Terrible.  Just terrible.

***

So I saw this kid pouring out his juicebox, presumably for his homies.  I passed him and then turned around to watch what happened next.  His mom encouraged me to take a picture… which I did..

…and then she asked if I could buy him some baby food at a local store.  That seemed legit rather than asking for money… so she took me to a specific store and ordered two boxes.  I didn’t have enough rupees to cover the cost of two (1800 rupees per box) so I had to tell her I could only do one.  She seemed disappointed but what could I do?  I did buy the kid two more juice boxes, one for now and one for later as that was some ridiculously small amount.  I asked for a photo afterwards and though she offered to take me to her home for a cup of tea with her family, I declined.

As I walked away, I found myself wondering if I got scammed, if she was just going to take the box of baby food formula back to the store and split the cash.  But even if she did, hopefully the kid got something.  It’s what?  Seventeen bucks American.  I’m trying not to let my cynicism get the better of me… and yet… I don’t know.  Sigh.  Am I trying to rationalize low-balling her on the baby formula to one box only?  I feel very conflicted.

***

When traveling, I sometimes think I’m trying to be a big game hunter.  Not of animals but of the perfect shot, the one photograph that perfectly captures the trip in the moment or that fulfills the vision I had in my head for what the trip was meant to be.

I’ve repeatedly tried to capture the Raiders of the Lost Ark vibe of a visit to Nepal.  With my eBay purchased replica headpiece to the Staff of Ra (with printing on BOTH sides thank you very much), I kept trying to get that perfect shot.  I’m still on the hunt and clearly it seems like I won’t ever get it.  I’ve tried close-ups of the headpiece, selfies of me, had other people snap a shot of me, and they all look… well, not as I imagined.  I’ve even posted a few previously on this blog and to social media.  But here are a few alternate cuts.

I guess hope springs eternal and I’ll keep trying.  But this may be one case where reality can never match up with the fantasy.  See also: Gosh… I’m trying to button this with a funny line.  I had originally typed this:

See Also: My entire history of romantic relationships.  SELF-DEPRECATING BORDERLINE SELF-PITYING ZING!

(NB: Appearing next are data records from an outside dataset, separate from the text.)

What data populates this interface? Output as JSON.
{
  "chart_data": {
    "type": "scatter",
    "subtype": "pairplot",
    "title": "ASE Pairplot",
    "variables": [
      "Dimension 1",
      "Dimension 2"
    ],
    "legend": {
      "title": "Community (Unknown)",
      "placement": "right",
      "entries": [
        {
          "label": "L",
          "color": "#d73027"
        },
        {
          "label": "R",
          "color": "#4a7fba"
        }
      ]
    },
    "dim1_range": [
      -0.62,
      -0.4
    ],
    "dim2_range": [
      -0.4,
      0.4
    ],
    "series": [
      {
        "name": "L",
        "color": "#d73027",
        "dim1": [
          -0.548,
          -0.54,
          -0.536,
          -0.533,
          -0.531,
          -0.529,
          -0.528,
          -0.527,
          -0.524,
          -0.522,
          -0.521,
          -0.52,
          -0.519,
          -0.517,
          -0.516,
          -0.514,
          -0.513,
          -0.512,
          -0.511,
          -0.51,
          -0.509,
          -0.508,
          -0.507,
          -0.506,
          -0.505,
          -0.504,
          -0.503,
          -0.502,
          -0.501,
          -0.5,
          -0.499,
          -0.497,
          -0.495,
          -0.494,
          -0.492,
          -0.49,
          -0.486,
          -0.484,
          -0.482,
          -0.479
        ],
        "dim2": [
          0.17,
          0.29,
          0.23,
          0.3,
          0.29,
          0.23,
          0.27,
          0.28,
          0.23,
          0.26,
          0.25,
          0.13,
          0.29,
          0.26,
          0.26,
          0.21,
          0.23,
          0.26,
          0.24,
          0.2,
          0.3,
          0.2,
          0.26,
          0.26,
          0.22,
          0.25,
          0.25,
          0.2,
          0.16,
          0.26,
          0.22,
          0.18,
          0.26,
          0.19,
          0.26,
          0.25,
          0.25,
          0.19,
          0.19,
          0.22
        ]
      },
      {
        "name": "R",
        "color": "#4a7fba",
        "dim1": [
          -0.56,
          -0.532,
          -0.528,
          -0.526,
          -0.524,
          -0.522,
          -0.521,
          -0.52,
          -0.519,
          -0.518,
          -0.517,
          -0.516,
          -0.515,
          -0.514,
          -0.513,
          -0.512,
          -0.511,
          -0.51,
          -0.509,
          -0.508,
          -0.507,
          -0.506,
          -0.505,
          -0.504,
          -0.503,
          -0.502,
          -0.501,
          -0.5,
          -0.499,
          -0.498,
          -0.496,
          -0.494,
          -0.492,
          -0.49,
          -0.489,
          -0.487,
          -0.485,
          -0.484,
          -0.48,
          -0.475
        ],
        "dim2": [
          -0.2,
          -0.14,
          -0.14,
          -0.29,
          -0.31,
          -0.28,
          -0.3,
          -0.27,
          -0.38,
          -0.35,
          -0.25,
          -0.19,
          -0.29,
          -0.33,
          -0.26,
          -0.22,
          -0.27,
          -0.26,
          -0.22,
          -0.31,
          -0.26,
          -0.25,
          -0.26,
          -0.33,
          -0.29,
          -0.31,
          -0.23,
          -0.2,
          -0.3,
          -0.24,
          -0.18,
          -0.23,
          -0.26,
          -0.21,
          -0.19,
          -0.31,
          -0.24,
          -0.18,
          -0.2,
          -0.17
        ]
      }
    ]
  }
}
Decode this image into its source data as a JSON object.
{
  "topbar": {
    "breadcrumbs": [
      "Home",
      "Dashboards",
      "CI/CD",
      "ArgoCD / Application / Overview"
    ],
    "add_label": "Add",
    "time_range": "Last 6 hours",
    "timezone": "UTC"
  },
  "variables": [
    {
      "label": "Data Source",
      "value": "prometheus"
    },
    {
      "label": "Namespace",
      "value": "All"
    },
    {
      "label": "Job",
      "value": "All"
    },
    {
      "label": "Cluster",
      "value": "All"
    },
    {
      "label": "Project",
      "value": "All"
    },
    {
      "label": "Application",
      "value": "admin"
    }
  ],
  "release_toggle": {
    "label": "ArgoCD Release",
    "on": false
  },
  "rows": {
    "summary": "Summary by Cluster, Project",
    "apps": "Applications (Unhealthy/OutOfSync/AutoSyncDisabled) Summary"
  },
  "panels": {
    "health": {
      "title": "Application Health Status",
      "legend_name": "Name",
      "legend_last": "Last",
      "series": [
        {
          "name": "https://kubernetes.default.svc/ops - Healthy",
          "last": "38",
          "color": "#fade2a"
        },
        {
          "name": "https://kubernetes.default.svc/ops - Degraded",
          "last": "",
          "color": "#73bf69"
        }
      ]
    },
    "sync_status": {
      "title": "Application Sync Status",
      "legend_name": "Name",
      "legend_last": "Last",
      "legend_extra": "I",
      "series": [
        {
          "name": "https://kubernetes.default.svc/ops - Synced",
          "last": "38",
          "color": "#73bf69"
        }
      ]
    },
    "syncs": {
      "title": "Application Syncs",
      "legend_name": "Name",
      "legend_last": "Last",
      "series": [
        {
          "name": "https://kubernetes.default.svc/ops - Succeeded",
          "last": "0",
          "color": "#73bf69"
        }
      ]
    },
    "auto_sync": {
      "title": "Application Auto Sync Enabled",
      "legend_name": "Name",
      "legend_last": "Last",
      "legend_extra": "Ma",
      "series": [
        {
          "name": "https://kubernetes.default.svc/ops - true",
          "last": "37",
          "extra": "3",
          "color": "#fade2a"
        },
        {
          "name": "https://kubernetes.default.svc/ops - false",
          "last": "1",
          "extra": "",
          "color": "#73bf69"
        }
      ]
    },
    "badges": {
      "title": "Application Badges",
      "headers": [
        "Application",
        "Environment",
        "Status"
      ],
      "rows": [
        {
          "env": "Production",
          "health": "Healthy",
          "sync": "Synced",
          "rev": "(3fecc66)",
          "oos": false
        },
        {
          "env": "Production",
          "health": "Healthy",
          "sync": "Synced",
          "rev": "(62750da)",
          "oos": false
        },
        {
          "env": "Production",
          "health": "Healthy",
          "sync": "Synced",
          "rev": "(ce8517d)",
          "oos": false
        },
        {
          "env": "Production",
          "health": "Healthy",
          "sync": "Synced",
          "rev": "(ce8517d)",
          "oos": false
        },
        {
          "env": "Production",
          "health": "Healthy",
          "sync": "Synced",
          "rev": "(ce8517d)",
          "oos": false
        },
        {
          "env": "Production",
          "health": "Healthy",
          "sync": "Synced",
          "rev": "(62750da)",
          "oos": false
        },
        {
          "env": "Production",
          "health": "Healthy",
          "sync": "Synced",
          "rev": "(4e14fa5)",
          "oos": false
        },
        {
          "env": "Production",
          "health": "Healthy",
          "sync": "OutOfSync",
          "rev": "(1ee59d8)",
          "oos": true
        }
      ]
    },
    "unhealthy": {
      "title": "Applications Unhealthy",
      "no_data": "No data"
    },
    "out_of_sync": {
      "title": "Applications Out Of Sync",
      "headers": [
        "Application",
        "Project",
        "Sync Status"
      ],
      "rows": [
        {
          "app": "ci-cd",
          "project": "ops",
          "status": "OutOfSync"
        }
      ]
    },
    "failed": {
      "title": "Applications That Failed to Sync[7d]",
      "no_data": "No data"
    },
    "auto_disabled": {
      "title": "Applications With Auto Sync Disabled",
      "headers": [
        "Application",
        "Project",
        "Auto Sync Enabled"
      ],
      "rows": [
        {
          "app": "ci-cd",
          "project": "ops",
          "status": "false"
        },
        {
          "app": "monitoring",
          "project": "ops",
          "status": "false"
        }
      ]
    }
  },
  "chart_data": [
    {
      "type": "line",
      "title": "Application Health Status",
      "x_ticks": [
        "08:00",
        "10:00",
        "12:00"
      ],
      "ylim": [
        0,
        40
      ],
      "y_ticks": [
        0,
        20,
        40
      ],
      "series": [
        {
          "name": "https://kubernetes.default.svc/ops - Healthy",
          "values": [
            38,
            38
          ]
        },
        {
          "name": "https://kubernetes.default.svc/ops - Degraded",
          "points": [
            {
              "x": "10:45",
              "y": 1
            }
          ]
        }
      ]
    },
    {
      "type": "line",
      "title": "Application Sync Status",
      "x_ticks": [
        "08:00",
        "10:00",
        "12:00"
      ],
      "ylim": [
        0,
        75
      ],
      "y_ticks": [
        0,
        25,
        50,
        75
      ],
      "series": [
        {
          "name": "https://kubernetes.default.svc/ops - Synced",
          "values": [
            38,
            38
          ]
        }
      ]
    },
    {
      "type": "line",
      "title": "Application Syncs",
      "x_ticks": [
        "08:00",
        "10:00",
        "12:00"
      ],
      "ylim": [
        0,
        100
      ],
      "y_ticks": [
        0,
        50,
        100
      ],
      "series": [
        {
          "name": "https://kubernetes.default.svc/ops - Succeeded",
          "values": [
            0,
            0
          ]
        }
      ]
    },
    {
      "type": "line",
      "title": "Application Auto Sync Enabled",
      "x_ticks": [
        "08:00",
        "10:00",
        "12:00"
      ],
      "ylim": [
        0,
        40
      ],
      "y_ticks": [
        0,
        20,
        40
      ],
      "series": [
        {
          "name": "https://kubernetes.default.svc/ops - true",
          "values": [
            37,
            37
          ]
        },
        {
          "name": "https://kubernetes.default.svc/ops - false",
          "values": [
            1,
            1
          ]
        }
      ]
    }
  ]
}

But I deleted it.  Then I control-Z’d it back into existence so I can point out that I cut it.  So if I undo the cut and then post it… was it ever really cut?

***

And now a moment of NON-Zen.  Here’s what it’s like to walk the streets of Kathmandu for 62 seconds:

I do wonder if this is also a preview of what it’ll be like during tomorrow’s marathon.  I guess I’ll know in… 13 and a half hours from… now.